We need to acknowledge our responsibility, and the first step along that path is no longer denying it. It’s depressing how often I see atheist writers showing a cavalier and arrogantly ignorant attitude to concerns about islamophobia. Some even go so far as to pretend there is no such thing. As if the man who walked into a mosque to shoot praying Muslims in the back was really only pissed off about skin colour. Or maybe it was over a parking space.
You know what one Canadian islamophobe was doing the day a killer targeted a mosque to murder Muslims while they were peacefully praying? He was posting a rant against islamophobia, calling people who were concerned about it
fools. He was mocking the people who were denouncing islamophobia because of – and these are his words –
in their warped imaginations, the possibility of antipathy towards those who practice Islam. He was brushing aside every attempt to call out islamophobic bigotry, nitpicking at semantics until nothing anyone said out of concern for the welfare of Muslims mattered. And then while he was publishing his post arguing that we shouldn’t care about antipathy toward Muslims, six Muslims were murdered… solely because of one person’s antipathy toward them. But hey, only fools denounce the type of bigotry that led to those Muslim deaths, because that just gets in the way of denouncing Muslims, and that’s what really matters, right David Rand?
As of my writing this, he hasn’t written anything since. I’m somewhat morbidly curious what he’d have to say now. No, really, I’m not. Fuck him.
We need to do better than that. We need to stop fighting against the existence of islamophobia – especially based on idiotic semantic quibbles that ultimately don’t matter one squat, even if they were sound. We need to start acknowledging that, yes, islamophobia is real, it really exists, and unfortunately some of the things we say could be used in support of it. We don’t need to stop criticizing Islam or Muslims, but we do need to be more careful of how we do it, so that our words can no longer be co-opted by dangerous extremists.
We were all victims of the attack in Québec, in a sense. But it’s very difficult to admit that we were also all perpetrators in a sense. We who allowed our community to become a platform for the kinds of ideas and attitudes that led to this attack – whether we were actively pushing those ideas, or merely being bystanders – we need to take responsibility. We need to take a stand. We need to fight the bile in our midst.
I don’t know if the perpetrator of this cowardly, stupid crime was actually one of us.
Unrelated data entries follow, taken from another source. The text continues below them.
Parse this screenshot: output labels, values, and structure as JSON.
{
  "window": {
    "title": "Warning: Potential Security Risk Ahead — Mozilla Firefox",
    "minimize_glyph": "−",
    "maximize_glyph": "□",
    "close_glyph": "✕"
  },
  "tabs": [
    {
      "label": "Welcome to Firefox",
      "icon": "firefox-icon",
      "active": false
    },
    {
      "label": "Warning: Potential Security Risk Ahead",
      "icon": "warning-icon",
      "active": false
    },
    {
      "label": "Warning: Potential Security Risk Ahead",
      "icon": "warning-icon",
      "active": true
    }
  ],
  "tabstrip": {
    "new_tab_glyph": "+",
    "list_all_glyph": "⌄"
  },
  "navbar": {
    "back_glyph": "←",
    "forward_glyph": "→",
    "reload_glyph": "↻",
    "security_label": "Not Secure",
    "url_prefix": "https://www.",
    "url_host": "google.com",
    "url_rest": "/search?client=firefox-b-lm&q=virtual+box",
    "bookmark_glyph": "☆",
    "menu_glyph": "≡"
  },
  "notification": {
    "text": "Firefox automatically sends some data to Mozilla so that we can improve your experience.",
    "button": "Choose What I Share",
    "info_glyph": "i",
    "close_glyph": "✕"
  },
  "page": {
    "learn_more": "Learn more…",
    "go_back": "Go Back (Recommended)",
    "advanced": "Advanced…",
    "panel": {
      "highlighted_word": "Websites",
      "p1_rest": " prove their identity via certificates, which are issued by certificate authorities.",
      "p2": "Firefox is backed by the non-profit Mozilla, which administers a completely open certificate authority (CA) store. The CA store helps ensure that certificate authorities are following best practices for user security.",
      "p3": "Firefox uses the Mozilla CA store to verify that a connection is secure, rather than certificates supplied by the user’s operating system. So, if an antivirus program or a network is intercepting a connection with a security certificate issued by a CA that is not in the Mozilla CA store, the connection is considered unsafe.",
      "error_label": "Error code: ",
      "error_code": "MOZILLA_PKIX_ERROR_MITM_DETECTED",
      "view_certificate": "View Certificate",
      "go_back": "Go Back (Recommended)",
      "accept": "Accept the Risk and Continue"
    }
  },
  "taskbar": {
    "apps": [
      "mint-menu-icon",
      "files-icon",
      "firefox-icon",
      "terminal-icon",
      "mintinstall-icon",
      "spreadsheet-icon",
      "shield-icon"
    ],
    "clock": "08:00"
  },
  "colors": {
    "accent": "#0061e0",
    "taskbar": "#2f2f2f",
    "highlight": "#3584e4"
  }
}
It doesn’t really matter, though. It’s problem enough that he could have been. And I won’t stand for that anymore.
I know my community does not condone violence or terrorism, and has always explicitly proclaimed as much. But that’s not enough. I will also not allow it to be a vessel where extremism can fester and grow while we politely look away and pretend it’s not there. I demand no less of any community, religious or otherwise; and so I demand no less of my own.
Being a force for good elsewhere in the world begins by dealing with the evil in our own community.